The Work
Barnett Newman's The Stations of the Cross -- Lema Sabachthani is a series of fourteen large canvases completed between 1958 and 1966, now permanently installed in a dedicated gallery at the National Gallery of Art in Washington, D.C. Each canvas measures approximately 197 by 154 centimeters and is composed entirely in black and white: raw, unprimed linen contrasted with bands and fields of painted black and white. There is no figuration, no narrative imagery, no depiction of the traditional stations' events (the condemnation, the falls, the meeting with Mary, Veronica's veil, the stripping, the nailing, the death, the deposition). Newman strips the Passion to its irreducible theological question: why has God forsaken? Each canvas is a different encounter with this unanswerable cry, the composition varied -- the blacks and whites shifting, the bands narrow or wide, the edges soft or hard -- but the fundamental confrontation never resolved. A fifteenth canvas, Be II, painted after the series was complete, is a coda.
Biblical Source
The series takes its subtitle from the Aramaic of Psalm 22:1 as spoken by Jesus from the cross: 'Eli, Eli, lama sabachthani' -- 'My God, my God, why have you forsaken me?' -- recorded in Matthew 27:46 and Mark 15:34. Newman was not interested in depicting the fourteen traditional stations iconographically; he was interested in the question itself -- the cry of dereliction that theologians identify as the most theologically troubling moment in the entire New Testament. The God who abandons his Son in the moment of greatest suffering, the silence that answers the cry: this is what the series confronts. Newman described the work as 'the unanswerable cry' and said that the question is the central human question, not just a Christian one.
The Artist
Barnett Newman (1905-1970) was a central figure of Abstract Expressionism and the most theologically serious artist of the New York School. A New York Jew deeply formed by Kabbalistic mysticism, Talmudic study, and the Hebrew prophetic tradition, Newman believed that abstract art could carry the weight of the most fundamental religious and metaphysical questions. He began work on the first canvas in 1958 while recovering from a heart attack and worked on the series intermittently for eight years. He exhibited the complete series at the Guggenheim Museum in New York in 1966, where it prompted one of the most significant critical discussions of any American art exhibition in the postwar period.
Iconography
Newman's visual language strips the Passion to its irreducible question. The black 'zips' -- vertical bands -- cut through the white fields with the abruptness of a cry. The series proceeds through variations on this confrontation without resolving it: no resurrection, no comfort, no narrative arc toward Easter Sunday. Each canvas is an encounter with a different aspect of the same desolation, the composition varying as the question is turned and returned to.
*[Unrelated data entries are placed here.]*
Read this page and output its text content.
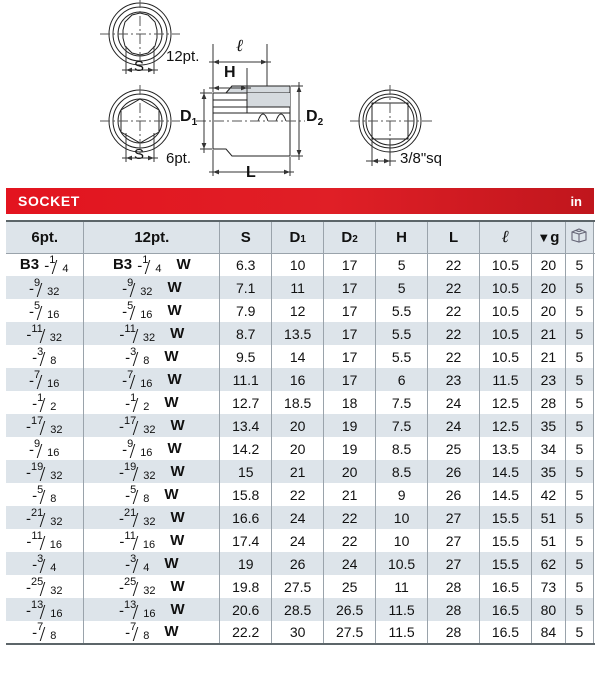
S
S
12pt.
6pt.
ℓ
H
$D_1$	$D_2$
L
3/8"sq
SOCKET	in
6pt.	12pt.	S	D1	D2	H	L	ℓ	▼g		
B3 -$^1$4	B3 -$^1$4 W	6.3	10	17	5	22	10.5	20	5	
-$^9$32	-$^9$32 W	7.1	11	17	5	22	10.5	20	5	
-$^5$16	-$^5$16 W	7.9	12	17	5.5	22	10.5	20	5	
-$^{11}$32	-$^{11}$32 W	8.7	13.5	17	5.5	22	10.5	21	5	
-$^3$8	-$^3$8 W	9.5	14	17	5.5	22	10.5	21	5	
-$^7$16	-$^7$16 W	11.1	16	17	6	23	11.5	23	5	
-$^1$2	-$^1$2 W	12.7	18.5	18	7.5	24	12.5	28	5	
-$^{17}$32	-$^{17}$32 W	13.4	20	19	7.5	24	12.5	35	5	
-$^9$16	-$^9$16 W	14.2	20	19	8.5	25	13.5	34	5	
-$^{19}$32	-$^{19}$32 W	15	21	20	8.5	26	14.5	35	5	
-$^5$8	-$^5$8 W	15.8	22	21	9	26	14.5	42	5	
-$^{21}$32	-$^{21}$32 W	16.6	24	22	10	27	15.5	51	5	
-$^{11}$16	-$^{11}$16 W	17.4	24	22	10	27	15.5	51	5	
-$^3$4	-$^3$4 W	19	26	24	10.5	27	15.5	62	5	
-$^{25}$32	-$^{25}$32 W	19.8	27.5	25	11	28	16.5	73	5	
-$^{13}$16	-$^{13}$16 W	20.6	28.5	26.5	11.5	28	16.5	80	5	
-$^7$8	-$^7$8 W	22.2	30	27.5	11.5	28	16.5	84	5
Newman said the Lema Sabachthani is asked by all humanity, not just by Jesus: 'Who has not asked, My God, why hast thou forsaken me?' The fifteenth canvas, Be II, with its characteristic bold stripe on white, has been interpreted by some as resurrection but Newman declined to confirm this reading.
Significance
The Stations of the Cross is the most theologically ambitious work of American Abstract Expressionism and one of the most important religious artworks of the twentieth century. Newman demonstrated that abstraction could bear the full weight of the Passion narrative without abandoning either rigor or honesty -- that art could approach the most painful theological question without providing premature consolation. The series has been widely discussed in the theology of divine suffering developed in response to the Holocaust, particularly in the work of Jurgen Moltmann, and its connection to Jewish experience of abandonment gives it a historical depth that purely Christian interpretation tends to miss.
The contemporary theological resonance of the series has only deepened since Newman's death in 1970. Elie Wiesel's Night (1960), Jurgen Moltmann's The Crucified God (1972), and Dorothee Solle's Suffering (1973) all engage with the question of divine absence and forsakenness in the context of the Holocaust, developing a theology of divine solidarity with suffering that Newman's visual series anticipates and parallels. The National Gallery installation places Newman's series in the context of American modernism, but its deepest conversations are with the Jewish and Christian traditions of lamentation -- the psalmic tradition that gave Newman his subtitle -- and with the twentieth century's most catastrophic experiences of human abandonment.
Visiting Info
The Stations of the Cross is permanently installed in a dedicated gallery in the East Building of the National Gallery of Art, Washington, D.C. The National Gallery is free of charge and open daily (closed Christmas Day and New Year's Day), located on the National Mall between 3rd and 9th Streets NW. The gallery is arranged so that visitors can move through the fourteen canvases in sequence, and the room's design encourages sustained, meditative engagement. Gallery talks and interpretive materials about the series are regularly offered.